The search for near-term solutions comes as changes in the marketplace are generating encouraging signs for more stability moving forward. 

Two Florida laws passed since May 2022 have aimed to reduce litigation costs for insurers in the state by, among other provisions, eliminating one-way attorneys fees and attorneys fee multipliers for all lines of insurance. 

The laws were passed in an effort to stabilize the homeowners insurance market — Florida accounts for 79% of the country’s homeowners insurance lawsuits while making up only 9% of claims, according to the Office of Insurance Regulation — but also apply to commercial properties. The changes have made the Florida market more attractive for commercial carriers, Friedlander said. 

“You combine those two reform bills together, and that is what is generating interest from companies wanting to come into the Florida market,” he said. “Nobody was knocking on Florida's door for many years as the market was in such great turmoil. Now, we have not only residential insurers coming to Florida, but an all-lines company and a commercial-specific insurer. We didn't expect that.”

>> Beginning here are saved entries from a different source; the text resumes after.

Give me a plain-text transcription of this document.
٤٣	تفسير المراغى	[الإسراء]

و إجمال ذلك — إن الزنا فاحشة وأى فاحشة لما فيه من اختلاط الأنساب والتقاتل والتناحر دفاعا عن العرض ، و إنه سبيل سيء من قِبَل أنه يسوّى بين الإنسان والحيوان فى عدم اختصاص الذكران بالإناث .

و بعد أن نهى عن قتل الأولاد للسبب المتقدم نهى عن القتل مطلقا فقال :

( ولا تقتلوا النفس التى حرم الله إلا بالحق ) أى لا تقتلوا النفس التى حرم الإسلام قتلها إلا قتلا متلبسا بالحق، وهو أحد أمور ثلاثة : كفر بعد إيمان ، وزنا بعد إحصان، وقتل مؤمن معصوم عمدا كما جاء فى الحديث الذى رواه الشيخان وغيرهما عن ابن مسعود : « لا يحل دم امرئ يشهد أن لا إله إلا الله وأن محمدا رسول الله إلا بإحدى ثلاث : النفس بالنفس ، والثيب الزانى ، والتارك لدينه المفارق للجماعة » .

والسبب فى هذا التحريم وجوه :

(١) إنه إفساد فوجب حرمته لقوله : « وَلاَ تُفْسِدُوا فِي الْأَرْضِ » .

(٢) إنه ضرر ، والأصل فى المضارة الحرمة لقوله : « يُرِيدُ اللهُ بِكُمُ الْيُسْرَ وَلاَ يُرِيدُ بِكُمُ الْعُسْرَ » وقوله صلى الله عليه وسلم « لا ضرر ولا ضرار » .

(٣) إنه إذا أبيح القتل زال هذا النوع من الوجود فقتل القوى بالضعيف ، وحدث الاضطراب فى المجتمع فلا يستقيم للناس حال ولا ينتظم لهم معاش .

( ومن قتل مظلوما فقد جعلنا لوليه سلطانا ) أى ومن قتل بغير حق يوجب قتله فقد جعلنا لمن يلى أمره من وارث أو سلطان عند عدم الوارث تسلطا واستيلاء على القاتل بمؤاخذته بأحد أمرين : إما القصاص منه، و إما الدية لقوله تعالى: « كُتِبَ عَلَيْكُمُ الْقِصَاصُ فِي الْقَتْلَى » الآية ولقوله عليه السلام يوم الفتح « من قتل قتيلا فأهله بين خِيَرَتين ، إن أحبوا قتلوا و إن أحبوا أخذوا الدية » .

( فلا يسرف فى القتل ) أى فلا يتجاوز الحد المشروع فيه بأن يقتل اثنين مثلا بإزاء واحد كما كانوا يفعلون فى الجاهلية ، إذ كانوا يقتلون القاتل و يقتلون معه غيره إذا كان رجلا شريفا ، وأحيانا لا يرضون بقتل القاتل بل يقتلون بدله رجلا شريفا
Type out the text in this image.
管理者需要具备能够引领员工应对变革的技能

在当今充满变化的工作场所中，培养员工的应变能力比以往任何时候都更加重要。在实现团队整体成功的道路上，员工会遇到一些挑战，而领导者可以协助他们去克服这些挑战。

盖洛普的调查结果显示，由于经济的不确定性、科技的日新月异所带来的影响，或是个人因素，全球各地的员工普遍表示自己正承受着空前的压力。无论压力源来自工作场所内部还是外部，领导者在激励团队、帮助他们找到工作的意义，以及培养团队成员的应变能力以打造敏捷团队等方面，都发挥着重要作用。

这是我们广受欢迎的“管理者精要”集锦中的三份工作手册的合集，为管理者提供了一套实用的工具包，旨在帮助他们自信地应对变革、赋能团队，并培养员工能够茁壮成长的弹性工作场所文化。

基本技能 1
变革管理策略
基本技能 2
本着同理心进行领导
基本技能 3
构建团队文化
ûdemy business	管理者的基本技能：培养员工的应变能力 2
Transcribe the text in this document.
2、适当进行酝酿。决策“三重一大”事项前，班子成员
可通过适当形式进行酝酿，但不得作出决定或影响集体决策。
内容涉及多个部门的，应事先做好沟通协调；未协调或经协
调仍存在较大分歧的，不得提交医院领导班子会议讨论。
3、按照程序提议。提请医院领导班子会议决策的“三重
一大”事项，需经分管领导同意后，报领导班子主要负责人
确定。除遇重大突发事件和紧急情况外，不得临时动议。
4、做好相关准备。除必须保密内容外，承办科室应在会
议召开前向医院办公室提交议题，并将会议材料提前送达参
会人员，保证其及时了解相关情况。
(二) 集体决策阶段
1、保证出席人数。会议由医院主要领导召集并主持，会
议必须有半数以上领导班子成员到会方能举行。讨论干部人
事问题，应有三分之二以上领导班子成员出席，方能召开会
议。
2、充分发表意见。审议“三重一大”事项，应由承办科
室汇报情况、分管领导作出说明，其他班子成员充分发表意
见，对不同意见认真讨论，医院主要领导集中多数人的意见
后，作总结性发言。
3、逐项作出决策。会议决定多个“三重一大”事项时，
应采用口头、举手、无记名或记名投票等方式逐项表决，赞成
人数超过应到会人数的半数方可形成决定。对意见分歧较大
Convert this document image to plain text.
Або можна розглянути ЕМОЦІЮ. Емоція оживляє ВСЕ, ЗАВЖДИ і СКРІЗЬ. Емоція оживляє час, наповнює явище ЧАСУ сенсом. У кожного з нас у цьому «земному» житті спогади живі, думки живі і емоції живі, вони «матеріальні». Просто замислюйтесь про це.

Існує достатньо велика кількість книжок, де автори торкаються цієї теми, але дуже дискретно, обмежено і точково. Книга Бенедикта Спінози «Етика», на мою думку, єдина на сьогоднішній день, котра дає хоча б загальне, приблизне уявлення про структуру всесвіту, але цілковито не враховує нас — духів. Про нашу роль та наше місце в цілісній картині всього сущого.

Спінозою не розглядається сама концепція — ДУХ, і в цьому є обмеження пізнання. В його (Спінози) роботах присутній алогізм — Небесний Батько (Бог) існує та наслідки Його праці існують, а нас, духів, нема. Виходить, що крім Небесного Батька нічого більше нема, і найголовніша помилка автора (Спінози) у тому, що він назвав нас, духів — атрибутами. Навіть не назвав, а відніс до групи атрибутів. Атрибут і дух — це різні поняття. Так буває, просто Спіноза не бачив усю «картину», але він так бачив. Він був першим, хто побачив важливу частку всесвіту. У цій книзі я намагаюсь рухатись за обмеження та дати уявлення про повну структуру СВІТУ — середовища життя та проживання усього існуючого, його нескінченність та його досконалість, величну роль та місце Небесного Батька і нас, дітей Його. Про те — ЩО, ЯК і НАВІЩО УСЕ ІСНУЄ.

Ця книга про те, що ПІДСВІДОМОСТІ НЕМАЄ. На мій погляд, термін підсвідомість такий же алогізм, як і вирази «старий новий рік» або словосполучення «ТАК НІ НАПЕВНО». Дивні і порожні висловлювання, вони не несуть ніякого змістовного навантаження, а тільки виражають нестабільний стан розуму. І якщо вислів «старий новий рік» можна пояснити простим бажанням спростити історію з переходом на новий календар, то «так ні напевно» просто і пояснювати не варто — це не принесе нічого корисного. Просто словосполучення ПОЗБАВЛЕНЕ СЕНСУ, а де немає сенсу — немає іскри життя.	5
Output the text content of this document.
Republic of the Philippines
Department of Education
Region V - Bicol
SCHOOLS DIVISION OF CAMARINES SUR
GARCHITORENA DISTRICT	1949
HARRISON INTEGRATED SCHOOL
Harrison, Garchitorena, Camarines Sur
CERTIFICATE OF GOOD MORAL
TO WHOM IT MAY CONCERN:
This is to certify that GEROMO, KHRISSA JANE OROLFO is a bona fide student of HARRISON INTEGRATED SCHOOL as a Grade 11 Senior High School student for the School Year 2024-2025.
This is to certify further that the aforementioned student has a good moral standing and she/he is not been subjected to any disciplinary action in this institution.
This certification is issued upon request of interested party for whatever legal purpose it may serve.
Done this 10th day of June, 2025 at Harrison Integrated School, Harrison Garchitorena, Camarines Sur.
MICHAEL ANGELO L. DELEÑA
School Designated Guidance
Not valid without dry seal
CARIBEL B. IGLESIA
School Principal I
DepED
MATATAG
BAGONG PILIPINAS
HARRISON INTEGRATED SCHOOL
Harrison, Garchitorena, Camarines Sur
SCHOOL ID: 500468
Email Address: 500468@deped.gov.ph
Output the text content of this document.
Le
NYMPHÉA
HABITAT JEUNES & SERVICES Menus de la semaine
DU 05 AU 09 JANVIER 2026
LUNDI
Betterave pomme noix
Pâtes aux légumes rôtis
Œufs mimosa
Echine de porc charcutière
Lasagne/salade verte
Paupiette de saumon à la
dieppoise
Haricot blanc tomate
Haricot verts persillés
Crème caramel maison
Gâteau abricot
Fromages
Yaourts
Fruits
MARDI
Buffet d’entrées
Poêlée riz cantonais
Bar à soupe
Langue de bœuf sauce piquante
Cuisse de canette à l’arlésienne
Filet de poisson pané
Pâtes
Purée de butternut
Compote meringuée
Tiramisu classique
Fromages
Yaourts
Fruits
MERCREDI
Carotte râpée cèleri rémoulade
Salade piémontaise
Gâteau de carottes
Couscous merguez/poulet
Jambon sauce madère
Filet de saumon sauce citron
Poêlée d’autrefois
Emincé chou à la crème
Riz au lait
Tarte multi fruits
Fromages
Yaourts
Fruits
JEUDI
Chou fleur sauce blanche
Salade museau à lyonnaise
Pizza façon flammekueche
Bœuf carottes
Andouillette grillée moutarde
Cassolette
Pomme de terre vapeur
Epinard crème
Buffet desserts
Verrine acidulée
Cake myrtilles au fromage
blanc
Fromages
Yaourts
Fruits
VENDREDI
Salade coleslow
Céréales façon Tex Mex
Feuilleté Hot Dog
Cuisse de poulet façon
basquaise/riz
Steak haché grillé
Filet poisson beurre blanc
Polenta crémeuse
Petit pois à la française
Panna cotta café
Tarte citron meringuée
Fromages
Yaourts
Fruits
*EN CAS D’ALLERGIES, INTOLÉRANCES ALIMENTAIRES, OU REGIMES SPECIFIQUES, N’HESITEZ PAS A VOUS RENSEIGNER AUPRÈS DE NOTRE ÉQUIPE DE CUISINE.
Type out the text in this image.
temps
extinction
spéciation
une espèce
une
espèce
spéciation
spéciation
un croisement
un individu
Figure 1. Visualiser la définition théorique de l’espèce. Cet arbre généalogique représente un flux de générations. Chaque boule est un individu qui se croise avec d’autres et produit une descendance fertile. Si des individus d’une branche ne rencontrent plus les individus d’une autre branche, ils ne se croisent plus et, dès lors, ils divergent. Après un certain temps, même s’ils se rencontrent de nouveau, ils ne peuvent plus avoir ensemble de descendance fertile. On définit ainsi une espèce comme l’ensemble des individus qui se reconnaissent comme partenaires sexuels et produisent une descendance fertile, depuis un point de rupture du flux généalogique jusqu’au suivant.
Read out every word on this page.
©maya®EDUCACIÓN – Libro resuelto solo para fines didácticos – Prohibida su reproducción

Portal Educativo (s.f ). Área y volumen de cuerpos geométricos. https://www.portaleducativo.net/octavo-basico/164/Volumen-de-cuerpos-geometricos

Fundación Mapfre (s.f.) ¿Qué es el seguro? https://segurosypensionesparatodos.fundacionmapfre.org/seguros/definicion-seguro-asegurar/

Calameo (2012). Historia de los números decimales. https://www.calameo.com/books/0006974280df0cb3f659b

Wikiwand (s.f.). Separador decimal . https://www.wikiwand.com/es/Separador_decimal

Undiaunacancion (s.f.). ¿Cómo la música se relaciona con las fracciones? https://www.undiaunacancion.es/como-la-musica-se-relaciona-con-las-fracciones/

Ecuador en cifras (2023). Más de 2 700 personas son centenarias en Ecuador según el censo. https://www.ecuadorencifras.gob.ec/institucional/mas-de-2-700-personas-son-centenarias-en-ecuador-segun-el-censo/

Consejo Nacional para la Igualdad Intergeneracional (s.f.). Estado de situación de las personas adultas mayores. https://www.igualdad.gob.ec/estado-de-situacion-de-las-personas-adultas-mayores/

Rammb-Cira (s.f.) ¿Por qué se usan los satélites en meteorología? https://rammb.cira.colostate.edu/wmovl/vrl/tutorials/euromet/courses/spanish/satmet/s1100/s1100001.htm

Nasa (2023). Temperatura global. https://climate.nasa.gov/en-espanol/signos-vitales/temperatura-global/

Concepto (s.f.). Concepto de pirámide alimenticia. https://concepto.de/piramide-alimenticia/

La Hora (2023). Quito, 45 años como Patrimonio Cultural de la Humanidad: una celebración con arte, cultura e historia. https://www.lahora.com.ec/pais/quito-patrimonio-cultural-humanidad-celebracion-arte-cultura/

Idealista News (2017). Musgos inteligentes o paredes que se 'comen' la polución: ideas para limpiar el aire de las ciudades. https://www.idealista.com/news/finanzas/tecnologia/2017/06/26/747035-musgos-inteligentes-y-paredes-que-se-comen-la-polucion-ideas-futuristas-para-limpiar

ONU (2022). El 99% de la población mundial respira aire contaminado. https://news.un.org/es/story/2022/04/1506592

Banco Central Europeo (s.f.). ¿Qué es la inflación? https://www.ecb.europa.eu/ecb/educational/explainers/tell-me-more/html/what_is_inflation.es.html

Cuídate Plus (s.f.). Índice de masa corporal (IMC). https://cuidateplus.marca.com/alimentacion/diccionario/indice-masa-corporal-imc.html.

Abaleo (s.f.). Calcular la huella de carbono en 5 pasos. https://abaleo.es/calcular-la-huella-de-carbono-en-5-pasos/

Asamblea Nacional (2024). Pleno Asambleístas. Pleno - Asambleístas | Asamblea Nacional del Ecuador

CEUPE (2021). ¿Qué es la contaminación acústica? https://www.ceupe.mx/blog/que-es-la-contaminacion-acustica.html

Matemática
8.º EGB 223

There has also been a closing of a gap between where property owners and insurers value properties, Ribot said. A softer insurance market in the past five years gave owners the ability to secure policies with outdated appraisals, but underwriters began scrutinizing valuations in 2022. The mismatch was wide, he said, and involved upward modifications on asset values between 20% and 50%. 

“If the statements and values didn’t seem real, the [excess and surplus] underwriters were so inundated that, while they didn’t throw those straight into the bin, they certainly weren’t at the top of the pile,” he said. 

While shifting market dynamics and a quiet hurricane season in South Florida will help to provide some stability to the regional marketplace, insurance experts said rising severe weather activity across the United States is creating uncertainty in the broader market and pushing rates up nationally. 

All 10 of Florida’s largest commercial insurance providers, which accounted for 52% of all policies at the end of 2022, have risk exposure outside of Florida, and the country has already seen a record number of losses from storms this year. 

There were 25 separate weather or climate events through October where losses exceeded $1B, the most since 1980, when the National Oceanic and Atmospheric Administration began tracking such occurrences. Between 1980 and 2022, the average number of severe events was 8.1 per year. 

“Although it’s fun to blame Florida, the issue actually is not Florida. The issue is the volatility in weather-related losses outside of hurricanes,” Lombardo said. “The bigger issue is the volatility — the frequency and severity of nonmodeled events — and underwriters trying to play catch-up every year to these losses that they weren't expecting to pay.”